All I know is I downloaded a sobriety app on my iPhone and I'm proud of every single day straight and even though I VOWED I would stay straight for my brother after he suicided I failed. I dishonoured him. I gave it a good go - seventeen months. But my mind, she spirals. Damn thing breaks down all the time. I need a leaf blower for my soul and electric shock therapy on my heart because it died a thousand deaths when they did what they did but I'm here.



I'm in a place.

You are, too. All of us in places. I'm in the right place. I'm terrified but alive. This will be the making of me so help me God and She is helping me every morning when I walk down the path to the ancient sacred Aboriginal land and I feel profoundly humble to be able to stand there and imagine what it was like when the British attacked them that day.

It's taken me forty-three years and four months to get to this moment. But I'm here. In this place. I don't know where I'll go after and I gotta stop complaining about the food and you know what? The old kitchen ladies are the hardest working, most beautiful people in here. I love them. Even though they have eyes in the back of their head when I try steal two desserts. "Put it back!" 

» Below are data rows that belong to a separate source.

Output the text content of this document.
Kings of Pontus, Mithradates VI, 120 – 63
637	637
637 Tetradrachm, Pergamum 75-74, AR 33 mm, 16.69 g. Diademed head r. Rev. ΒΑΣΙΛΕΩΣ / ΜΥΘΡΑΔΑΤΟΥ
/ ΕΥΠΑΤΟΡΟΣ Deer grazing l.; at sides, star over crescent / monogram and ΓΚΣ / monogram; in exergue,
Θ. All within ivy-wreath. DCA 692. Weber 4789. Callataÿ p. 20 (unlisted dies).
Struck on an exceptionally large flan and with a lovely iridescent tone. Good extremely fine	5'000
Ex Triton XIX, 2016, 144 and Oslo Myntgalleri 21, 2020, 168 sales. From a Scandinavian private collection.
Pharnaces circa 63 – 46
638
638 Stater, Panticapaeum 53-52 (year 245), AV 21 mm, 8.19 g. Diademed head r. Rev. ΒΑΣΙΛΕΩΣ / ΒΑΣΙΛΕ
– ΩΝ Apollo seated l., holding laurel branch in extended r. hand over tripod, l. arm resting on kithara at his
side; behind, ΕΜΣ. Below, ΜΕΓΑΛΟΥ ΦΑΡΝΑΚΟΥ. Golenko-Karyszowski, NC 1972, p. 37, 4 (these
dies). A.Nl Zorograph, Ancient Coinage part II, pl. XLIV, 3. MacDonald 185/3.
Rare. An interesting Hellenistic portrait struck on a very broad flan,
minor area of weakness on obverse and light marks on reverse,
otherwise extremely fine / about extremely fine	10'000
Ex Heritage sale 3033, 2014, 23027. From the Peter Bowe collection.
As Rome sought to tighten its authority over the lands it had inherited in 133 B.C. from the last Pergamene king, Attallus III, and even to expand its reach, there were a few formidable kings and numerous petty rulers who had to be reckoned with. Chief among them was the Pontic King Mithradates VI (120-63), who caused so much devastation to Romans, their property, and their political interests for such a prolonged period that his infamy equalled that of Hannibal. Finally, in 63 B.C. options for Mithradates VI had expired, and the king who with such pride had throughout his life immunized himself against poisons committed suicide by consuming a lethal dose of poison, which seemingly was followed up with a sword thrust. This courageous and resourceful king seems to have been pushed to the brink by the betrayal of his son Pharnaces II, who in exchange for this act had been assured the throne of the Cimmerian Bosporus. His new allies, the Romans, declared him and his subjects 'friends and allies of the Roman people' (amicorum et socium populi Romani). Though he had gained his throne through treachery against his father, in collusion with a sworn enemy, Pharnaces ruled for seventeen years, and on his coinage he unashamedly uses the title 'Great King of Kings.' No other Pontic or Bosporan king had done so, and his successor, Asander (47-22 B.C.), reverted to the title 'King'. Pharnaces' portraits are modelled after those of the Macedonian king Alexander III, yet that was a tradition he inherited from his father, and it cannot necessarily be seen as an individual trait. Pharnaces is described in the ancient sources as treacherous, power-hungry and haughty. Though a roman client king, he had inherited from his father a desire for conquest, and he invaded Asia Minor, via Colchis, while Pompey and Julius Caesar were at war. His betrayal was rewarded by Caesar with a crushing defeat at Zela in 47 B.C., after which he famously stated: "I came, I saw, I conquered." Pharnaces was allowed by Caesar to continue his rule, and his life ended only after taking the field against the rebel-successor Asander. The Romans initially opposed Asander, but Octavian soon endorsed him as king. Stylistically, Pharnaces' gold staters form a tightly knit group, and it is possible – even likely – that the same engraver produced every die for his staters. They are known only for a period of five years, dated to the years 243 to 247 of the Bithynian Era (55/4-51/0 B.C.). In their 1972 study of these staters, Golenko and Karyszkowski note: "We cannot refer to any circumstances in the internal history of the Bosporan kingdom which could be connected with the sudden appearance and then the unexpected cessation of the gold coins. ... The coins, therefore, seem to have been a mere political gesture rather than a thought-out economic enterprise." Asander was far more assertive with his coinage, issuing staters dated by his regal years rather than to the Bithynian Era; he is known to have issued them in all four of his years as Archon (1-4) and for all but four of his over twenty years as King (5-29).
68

I'll try stop worrying about the cost and just focus, use my miners light and look within. Again. Again. Next place I go has to be warm and safe and nurturing.

I want to be real.

It can't be too much to ask. It can't, not when you crack open your ribcage and as your intestines slide out you let people look at all the mess and mire and shame, let them poke around. Get to the bottom of this rock hard bottom.

I just want to be real, realest ever.

No comments on this. Go tell someone you love them. Kiss your people and just hold on.